You are viewing a plain text version of this content. The canonical link for it is here.

Posted to common-user@hadoop.apache.org by "Gross, Danny" <Da...@spansion.com> on 2009/06/29 23:03:51 UTC

Teragen defaults to 2 maps; terasort defaults to 1 reducer

Hello all,

 

I'm trying to run the hadoop-1.19.1-examples.jar teragen and terasort
programs on a cluster.  I have two problems with these programs:

 

1.	The data is generated in a fashion to where it is not balanced
across my cluster.  This is because the data is generated with 2 maps.

	*	With the command "hadoop jar hadoop-0.19.1-examples.jar
teragen 1000000000 /terasort"  (or any size) per the example doc, I get
2 maps.  With replication set to 2, this tends to place data more
heavily on 2 of my nodes, and the cluster believes it is balanced.

 

2.	The terasort program runs out of disk space on the reduce
operation.  This is because the program runs with a single reduce task.


	*	When running "hadoop jar hadoop-0.19.1-examples.jar
terasort /terasort /out" per the example doc, I get the appropriate
number of maps, but one reduce.  I've scoured the web and the new Hadoop
book, and I'm just not able to change the number of reducers.  An
example attempt was with the command "hadoop jar
-Dmapred.reduce.tasks=16 hadoop-0.19.1-examples.jar terasort /terasort
/out".

 

Could anyone help shed some light on how to modify the execution of
these programs to more appropriately balance the data, and spread the
reduce load out across my cluster?  

 

Best regards,

 

Danny Gross

Re: Teragen defaults to 2 maps; terasort defaults to 1 reducer

Posted by Arun C Murthy <ac...@yahoo-inc.com>.
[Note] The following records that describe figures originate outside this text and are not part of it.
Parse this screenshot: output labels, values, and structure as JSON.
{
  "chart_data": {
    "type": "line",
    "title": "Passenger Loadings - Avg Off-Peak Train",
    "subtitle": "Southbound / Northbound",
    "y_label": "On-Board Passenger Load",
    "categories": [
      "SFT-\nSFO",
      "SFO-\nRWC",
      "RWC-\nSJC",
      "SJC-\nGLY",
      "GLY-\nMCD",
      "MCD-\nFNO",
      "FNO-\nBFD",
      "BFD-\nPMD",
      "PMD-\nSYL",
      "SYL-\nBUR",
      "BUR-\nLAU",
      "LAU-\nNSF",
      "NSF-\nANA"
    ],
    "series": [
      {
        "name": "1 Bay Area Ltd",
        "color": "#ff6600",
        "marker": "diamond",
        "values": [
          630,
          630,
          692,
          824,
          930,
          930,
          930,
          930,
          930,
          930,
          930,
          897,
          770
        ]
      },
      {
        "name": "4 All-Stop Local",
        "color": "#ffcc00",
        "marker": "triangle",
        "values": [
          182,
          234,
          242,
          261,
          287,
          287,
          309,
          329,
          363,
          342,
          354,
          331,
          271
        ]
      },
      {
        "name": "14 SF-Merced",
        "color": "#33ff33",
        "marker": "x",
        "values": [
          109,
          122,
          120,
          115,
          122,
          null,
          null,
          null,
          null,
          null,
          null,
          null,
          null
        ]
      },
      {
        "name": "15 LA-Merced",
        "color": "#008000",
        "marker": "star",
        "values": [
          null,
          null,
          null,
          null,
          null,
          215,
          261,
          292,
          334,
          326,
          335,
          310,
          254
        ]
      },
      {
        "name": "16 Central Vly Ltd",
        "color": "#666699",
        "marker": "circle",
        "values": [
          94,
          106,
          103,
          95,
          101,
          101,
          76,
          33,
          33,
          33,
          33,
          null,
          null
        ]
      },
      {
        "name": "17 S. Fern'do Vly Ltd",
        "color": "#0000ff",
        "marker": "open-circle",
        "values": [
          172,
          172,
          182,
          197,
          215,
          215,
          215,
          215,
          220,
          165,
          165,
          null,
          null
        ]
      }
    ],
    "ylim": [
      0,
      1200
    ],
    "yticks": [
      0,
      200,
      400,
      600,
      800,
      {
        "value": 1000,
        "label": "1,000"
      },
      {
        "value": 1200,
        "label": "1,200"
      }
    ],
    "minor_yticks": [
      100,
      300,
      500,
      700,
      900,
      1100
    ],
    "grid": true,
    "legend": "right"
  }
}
These are due to the default #maps/#reduces in Map-Reduce.

Use:
$ bin/hadoop jar hadoop-*-dev-examples.jar teragen - 
Dmapred.map.tasks=8000 10000000000 /tera/in
$ bin/hadoop jar hadoop-*-dev-examples.jar terasort - 
Dmapred.reduce.tasks=5300 /tera/in /tera/out

Arun

On Jun 29, 2009, at 2:03 PM, Gross, Danny wrote:

> Hello all,
>
>
>
> I'm trying to run the hadoop-1.19.1-examples.jar teragen and terasort
> programs on a cluster.  I have two problems with these programs:
>
>
>
> 1.	The data is generated in a fashion to where it is not balanced
> across my cluster.  This is because the data is generated with 2 maps.
>
> 	*	With the command "hadoop jar hadoop-0.19.1-examples.jar
> teragen 1000000000 /terasort"  (or any size) per the example doc, I  
> get
> 2 maps.  With replication set to 2, this tends to place data more
> heavily on 2 of my nodes, and the cluster believes it is balanced.
>
>
>
> 2.	The terasort program runs out of disk space on the reduce
> operation.  This is because the program runs with a single reduce  
> task.
>
>
> 	*	When running "hadoop jar hadoop-0.19.1-examples.jar
> terasort /terasort /out" per the example doc, I get the appropriate
> number of maps, but one reduce.  I've scoured the web and the new  
> Hadoop
> book, and I'm just not able to change the number of reducers.  An
> example attempt was with the command "hadoop jar
> -Dmapred.reduce.tasks=16 hadoop-0.19.1-examples.jar terasort /terasort
> /out".
>
>
>
> Could anyone help shed some light on how to modify the execution of
> these programs to more appropriately balance the data, and spread the
> reduce load out across my cluster?
>
>
>
> Best regards,
>
>
>
> Danny Gross
>
>
>